Google's plan for an open wireless Internet: 'Crazy like a fox'?
Some net-neutrality purists sang dirges for the future of the wireless Internet on Monday after Google and Verizon announced a policy proposal that would exempt mobile services from a suggested non-discrimination rule, which the companies said should only apply to wired Internet traffic.
The wireless exemption has been portrayed as Google shifting away from a purer view of net neutrality — the notion that phone and cable companies should not speed up or slow down the content and applications that run over their networks. Net-neutrality activists have charged that Google is making an untenable concession to the telecommunications industry and to a company that will use its Android operating system on its phones.

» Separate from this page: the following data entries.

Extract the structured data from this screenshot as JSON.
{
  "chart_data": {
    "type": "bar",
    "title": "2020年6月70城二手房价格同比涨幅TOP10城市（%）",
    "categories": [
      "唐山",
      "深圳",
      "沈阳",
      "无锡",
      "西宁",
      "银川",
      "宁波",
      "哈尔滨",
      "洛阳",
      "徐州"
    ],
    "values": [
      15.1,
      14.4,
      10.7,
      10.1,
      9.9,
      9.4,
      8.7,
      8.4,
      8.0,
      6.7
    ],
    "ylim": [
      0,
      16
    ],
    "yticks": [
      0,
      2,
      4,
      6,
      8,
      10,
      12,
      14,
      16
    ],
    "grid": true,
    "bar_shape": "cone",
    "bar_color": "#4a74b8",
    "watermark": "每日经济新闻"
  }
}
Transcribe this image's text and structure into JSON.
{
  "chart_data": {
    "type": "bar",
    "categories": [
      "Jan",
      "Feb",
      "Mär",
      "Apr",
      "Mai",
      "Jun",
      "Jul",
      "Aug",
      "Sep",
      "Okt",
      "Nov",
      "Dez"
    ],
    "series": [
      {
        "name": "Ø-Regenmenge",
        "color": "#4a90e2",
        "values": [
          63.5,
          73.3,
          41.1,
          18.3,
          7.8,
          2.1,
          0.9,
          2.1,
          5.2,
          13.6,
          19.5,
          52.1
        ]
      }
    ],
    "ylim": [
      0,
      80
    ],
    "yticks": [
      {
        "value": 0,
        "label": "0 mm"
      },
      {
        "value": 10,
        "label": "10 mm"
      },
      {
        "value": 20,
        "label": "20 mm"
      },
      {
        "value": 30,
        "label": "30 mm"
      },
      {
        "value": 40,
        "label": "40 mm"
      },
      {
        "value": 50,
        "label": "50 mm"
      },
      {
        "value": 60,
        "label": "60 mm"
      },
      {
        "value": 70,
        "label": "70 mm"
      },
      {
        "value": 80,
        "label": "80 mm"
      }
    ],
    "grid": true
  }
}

But some industry sources say Google's seeming policy shift might also be part of a longer strategy by the company in service to its long-held view that the Internet should remain open. "I would say Google's strategy is crazy like a fox," said one industry analyst, who noted the rough publicity Google has faced over the wireless exemption, including accusations from net-neutrality diehards that it is "evil."
Google, the analyst and other industry sources said, might have made the seeming wireless concession because it already feels confident Verizon cannot go too far in flouting openness standards for wireless customers. Google helped secure openness rules from the Federal Communication Commission (FCC) two years ago that will govern Verizon's most advanced wireless offerings as it begins operating a 4G network.
Verizon secured the spectrum it will use in its LTE network through the 700 MHz spectrum auction two years ago in a nearly $10 billion purchase. As a condition for bidding on the spectrum, Verizon had to agree to allow consumers to use any device and any lawful application on its mobile network. Those rules were imposed after Google plied the FCC to make openness a priority in the auction.
At the time, Verizon called open access mandates the "imposition of regulatory judgments and intervention in the markets" but eventually bid on the spectrum anyway.
The goals of the open access standards, secured two years ago, mirror those of rules Google and Verizon proposed for wireline networks on Monday. The open-access standards might also thwart some of the doomsday scenarios for the mobile Internet that some net-neutrality advocates have described as a possible result of a wireless exemption to net-neutrality rules.
Not all carriers will be subject to the same open-access mandates that Verizon must comply with as a result of the auction, so the open-access standards are unlikely to appease net-neutrality proponents who point to the remaining potential for AT&T and other carriers to discriminate among traffic.
But Verizon's offerings, as the country's largest wireless provider, could go a long way in shaping what consumers expect from the mobile Internet, forcing other companies to adopt openness standards because consumers will eventually demand it, one argument goes. Some analysts said Google likely had that possible trend in mind when it agreed to the wireless exemption.